Companies unaware of open source usage, vulnerabilities
More than half (57%) of cyber security professionals who participated in a recent survey claim their organisations have no process for keeping track of their open source software usage.
In addition, 30% of respondents stated that they did not have a way to manage their open source security; while 27% maintained that their organisations did not use open source software at all.
The survey was conducted by the Synopsys Software Integrity Group, Asia Pacific, during the recent GovernmentWare conference that anchored the 2018 Singapore International Cyber Week (SICW).
As the Synopsys GovWare 2018 survey involved C-level and other security executives and middle management practitioners, the result relating to their awareness of open source security was surprising. As the authors of the survey report noted, their responses were particularly troubling given the widespread use of open source software across all sectors.
Open source components
According to the 2018 open source security and Risk Analysis (OSSRA) report, open source components were evident in 96% of applications scanned during Black Duck On-Demand audits of 1 100 commercial codebases over a period of one year between 2017 and 2018. In 2017, Forrester Research estimated that only 10% to 20% of all new code in applications could be considered proprietary.
Yet asked about their organisation's approach to using open source software components and/or frameworks, only 43% of the GovWare 2018 survey respondents stated that they had an established process to inventory and manage open source code.
Less than one third (30%) said their organisations used open source, but did not have a process to inventory or manage its use. And then almost as many (27%) stated that they did not use open source code at all.
With those responses, it is interesting to note that 22% of respondents claimed that their organisations did not have any challenges at all in implementing an application security programme. This is in contrast to the 56% who were concerned about their lack of skilled security personnel or training; 18% who bemoaned their budget constraints; and 17% who claimed they had little management buy-in for such programmes.

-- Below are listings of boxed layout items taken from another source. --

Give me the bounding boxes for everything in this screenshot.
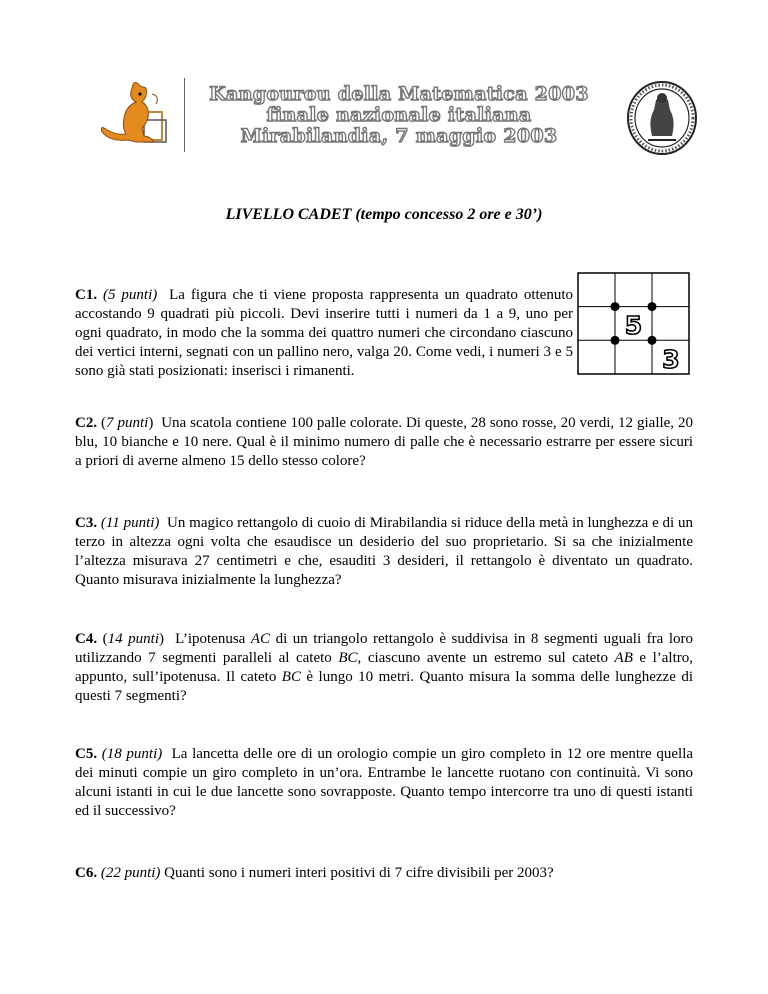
problem-text-part: e l’altro, appunto, sull’ipotenusa. Il cateto bbox=[75, 650, 694, 685]
segment-name: AB bbox=[614, 650, 633, 666]
problem-text: La lancetta delle ore di un orologio compie un giro completo in 12 ore mentre quella dei minuti compie un giro completo in un’ora. Entrambe le lancette ruotano con continuità. Vi sono alcuni istanti in cui le due lancette sono sovrapposte. Quanto tempo intercorre tra uno di questi istanti ed il successivo? bbox=[75, 746, 694, 819]
university-seal bbox=[626, 80, 698, 156]
problem-c3 bbox=[75, 514, 693, 590]
segment-name: BC bbox=[281, 669, 301, 685]
problem-points: 14 punti bbox=[107, 631, 159, 647]
title-line: finale nazionale italiana bbox=[266, 104, 532, 126]
kangaroo-logo bbox=[96, 76, 186, 154]
header-divider bbox=[184, 78, 185, 152]
problem-label: C5. bbox=[75, 746, 98, 762]
title-line: Mirabilandia, 7 maggio 2003 bbox=[240, 125, 558, 147]
problem-label: C1. bbox=[75, 287, 98, 303]
level-heading: LIVELLO CADET (tempo concesso 2 ore e 30’) bbox=[225, 206, 543, 223]
problem-c6 bbox=[75, 864, 693, 883]
problem-label: C4. bbox=[75, 631, 98, 647]
segment-name: BC bbox=[338, 650, 358, 666]
problem-points: (22 punti) bbox=[100, 865, 161, 881]
title-line: Kangourou della Matematica 2003 bbox=[209, 83, 589, 105]
problem-label: C3. bbox=[75, 515, 98, 531]
problem-text: La figura che ti viene proposta rappresenta un quadrato ottenuto accostando 9 quadrati più piccoli. Devi inserire tutti i numeri da 1 a 9, uno per ogni quadrato, in modo che la somma dei quattro numeri che circondano ciascuno dei vertici interni, segnati con un pallino nero, valga 20. Come vedi, i numeri 3 e 5 sono già stati posizionati: inserisci i rimanenti. bbox=[75, 287, 574, 379]
problem-points: (18 punti) bbox=[101, 746, 163, 762]
problem-c5 bbox=[75, 745, 693, 821]
problem-text: Un magico rettangolo di cuoio di Mirabilandia si riduce della metà in lunghezza e di un terzo in altezza ogni volta che esaudisce un desiderio del suo proprietario. Si sa che inizialmente l’altezza misurava 27 centimetri e che, esauditi 3 desideri, il rettangolo è diventato un quadrato. Quanto misurava inizialmente la lunghezza? bbox=[75, 515, 694, 588]
paren-close: ) bbox=[148, 415, 154, 431]
paren-open: ( bbox=[102, 631, 108, 647]
problem-text: Quanti sono i numeri interi positivi di 7 cifre divisibili per 2003? bbox=[164, 865, 554, 881]
problem-points: 7 punti bbox=[106, 415, 149, 431]
problem-points: (5 punti) bbox=[103, 287, 158, 303]
problem-label: C6. bbox=[75, 865, 98, 881]
problem-label: C2. bbox=[75, 415, 98, 431]
problem-text-part: è lungo 10 metri. Quanto misura la somma delle lunghezze di questi 7 segmenti? bbox=[75, 669, 693, 704]
problem-text-part: , ciascuno avente un estremo sul cateto bbox=[357, 650, 615, 666]
problem-c4 bbox=[75, 630, 693, 706]
grid-number-5: 5 bbox=[624, 311, 643, 340]
number-grid-figure bbox=[577, 272, 691, 376]
segment-name: AC bbox=[250, 631, 271, 647]
paren-open: ( bbox=[101, 415, 107, 431]
grid-number-3: 3 bbox=[662, 345, 680, 374]
problem-text-part: di un triangolo rettangolo è suddivisa in 8 segmenti uguali fra loro utilizzando 7 segmenti paralleli al cateto bbox=[75, 631, 693, 666]
problem-c2 bbox=[75, 414, 693, 471]
problem-text: Una scatola contiene 100 palle colorate. Di queste, 28 sono rosse, 20 verdi, 12 gialle, 20 blu, 10 bianche e 10 nere. Qual è il minimo numero di palle che è necessario estrarre per essere sicuri a priori di averne almeno 15 dello stesso colore? bbox=[75, 415, 693, 469]
problem-text-part: L’ipotenusa bbox=[175, 631, 251, 647]
problem-points: (11 punti) bbox=[100, 515, 160, 531]
page-title bbox=[190, 84, 608, 147]
paren-close: ) bbox=[159, 631, 164, 647]
problem-c1 bbox=[75, 286, 573, 381]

The GovWare 2018 survey respondents were asked to identify their top security concerns (with multiple answers permitted). Just less than half (49%) of respondents named threat or breach detection; and 36% stated that protecting data and IP was top of their concern list.
"If organisations don't know what open source they use - or mistakenly believe they don't use open source at all - they can't monitor it for newly discovered vulnerabilities and they can't apply patches." the GovWare 2018 report authors point out.
The report stresses that "just because you can consume open source code freely doesn't mean you can redistribute it freely".
"Many popular open source licenses require that any software containing the licensed code carry the same license - in other words, the source code has to be made public. Organisations expose themselves to significant risk in terms of both data breaches and loss of IP by not regularly scanning their software to evaluate its contents."